Face à lui, Lauri Saaskilahti incarne le rêve de l'amateur qui va au bout. Né à Helsinki et installé à Barcelone, père de deux filles et directeur commercial dans l'emballage, le Finlandais dispute son tout premier Main Event des WSOP en tant que semi-professionnel. Arrivé septième tapis à la table finale, il a multiplié son stack par six grâce à deux mains spectaculaires : une quinte runner-runner miraculeuse qui a éliminé Han Feng, puis un bluff payant contre Greg Mueller, qui a suivi son tapis avec seulement 10-4 face à une paire de rois maîtrisée sur un flop d'as.
Le heads-up qui s'annonce promet une bataille tactique autour du bouton, où les ranges s'élargissent considérablement. Il faudra surveiller les limps trompeurs de Saaskilahti et la pression constante que peut exercer Jumalon grâce à son tapis plus fourni. L'Américain devra s'adapter à un rythme radicalement différent de celui d'une table complète, en acceptant davantage de variance et en défendant des mains plus larges, tandis que le Finlandais arrive porté par une fin de soirée idéale et un tapis suffisant pour ne pas se contenter d'un rôle d'outsider.

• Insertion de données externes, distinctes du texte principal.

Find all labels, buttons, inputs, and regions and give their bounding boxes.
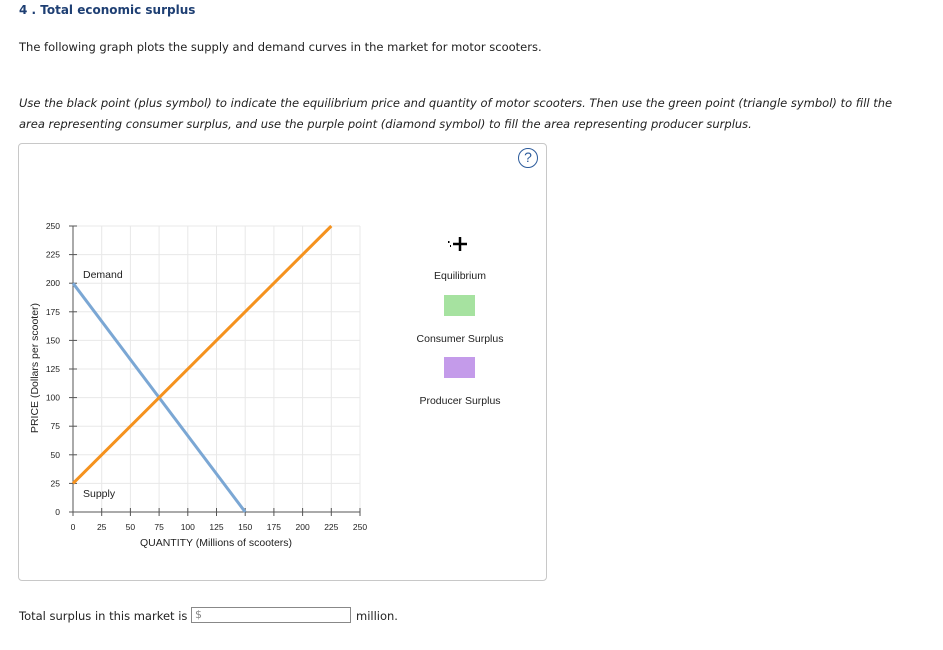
instructions-text: Use the black point (plus symbol) to ind… xyxy=(19,96,893,131)
y-tick-label: 175 xyxy=(46,307,60,317)
series-lines[interactable] xyxy=(71,224,333,513)
equilibrium-label: Equilibrium xyxy=(434,270,486,282)
consumer-surplus-label: Consumer Surplus xyxy=(416,333,504,345)
plus-icon[interactable] xyxy=(448,237,467,251)
x-tick-label: 0 xyxy=(71,522,76,532)
y-tick-label: 200 xyxy=(46,278,60,288)
x-tick-label: 100 xyxy=(181,522,195,532)
tick-labels: 0 25 50 75 100 125 150 175 200 225 250 0 25 50 75 100 12… xyxy=(46,221,368,532)
x-tick-label: 175 xyxy=(267,522,281,532)
y-tick-label: 125 xyxy=(46,364,60,374)
x-tick-label: 50 xyxy=(126,522,136,532)
currency-symbol: $ xyxy=(195,608,202,621)
demand-label: Demand xyxy=(83,269,123,281)
x-tick-label: 25 xyxy=(97,522,107,532)
y-axis-label: PRICE (Dollars per scooter) xyxy=(29,303,41,433)
x-tick-label: 250 xyxy=(353,522,367,532)
consumer-surplus-swatch[interactable] xyxy=(444,295,475,316)
y-tick-label: 100 xyxy=(46,393,60,403)
x-tick-label: 225 xyxy=(324,522,338,532)
y-tick-label: 225 xyxy=(46,250,60,260)
supply-curve[interactable] xyxy=(71,224,333,485)
producer-surplus-label: Producer Surplus xyxy=(419,395,501,407)
y-tick-label: 250 xyxy=(46,221,60,231)
equilibrium-tool[interactable] xyxy=(448,237,467,251)
supply-label: Supply xyxy=(83,488,116,500)
x-tick-label: 75 xyxy=(154,522,164,532)
y-tick-label: 75 xyxy=(51,421,61,431)
y-tick-label: 0 xyxy=(55,507,60,517)
producer-surplus-swatch[interactable] xyxy=(444,357,475,378)
answer-label: Total surplus in this market is xyxy=(19,609,188,623)
x-tick-label: 125 xyxy=(209,522,223,532)
question-title: 4 . Total economic surplus xyxy=(19,3,196,17)
help-button[interactable]: ? xyxy=(518,148,538,168)
total-surplus-input-box[interactable]: $ xyxy=(191,607,351,623)
x-tick-label: 200 xyxy=(296,522,310,532)
answer-unit: million. xyxy=(356,609,398,623)
x-axis-label: QUANTITY (Millions of scooters) xyxy=(140,537,292,549)
y-tick-label: 25 xyxy=(51,478,61,488)
axes xyxy=(69,225,361,516)
x-tick-label: 150 xyxy=(238,522,252,532)
intro-text: The following graph plots the supply and… xyxy=(19,40,542,54)
total-surplus-input[interactable] xyxy=(204,608,348,622)
y-tick-label: 50 xyxy=(51,450,61,460)
y-tick-label: 150 xyxy=(46,335,60,345)
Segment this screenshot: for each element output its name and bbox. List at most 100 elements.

L'enjeu historique est de taille des deux côtés. À 22 ans, Jumalon deviendrait le deuxième plus jeune champion du Main Event de l'histoire, derrière Joe Cada, sacré à 21 ans en 2009. Saaskilahti, lui, écrirait une première pour la Finlande en devenant le tout premier champion du monde du pays, signant déjà le meilleur parcours finlandais de l'histoire de l'épreuve. Côté français, l'aventure s'est arrêtée avec la huitième place de Mario Boos, récompensée par 1,25 million de dollars : il ne reste donc plus de représentant tricolore autour de la table pour ce duel final.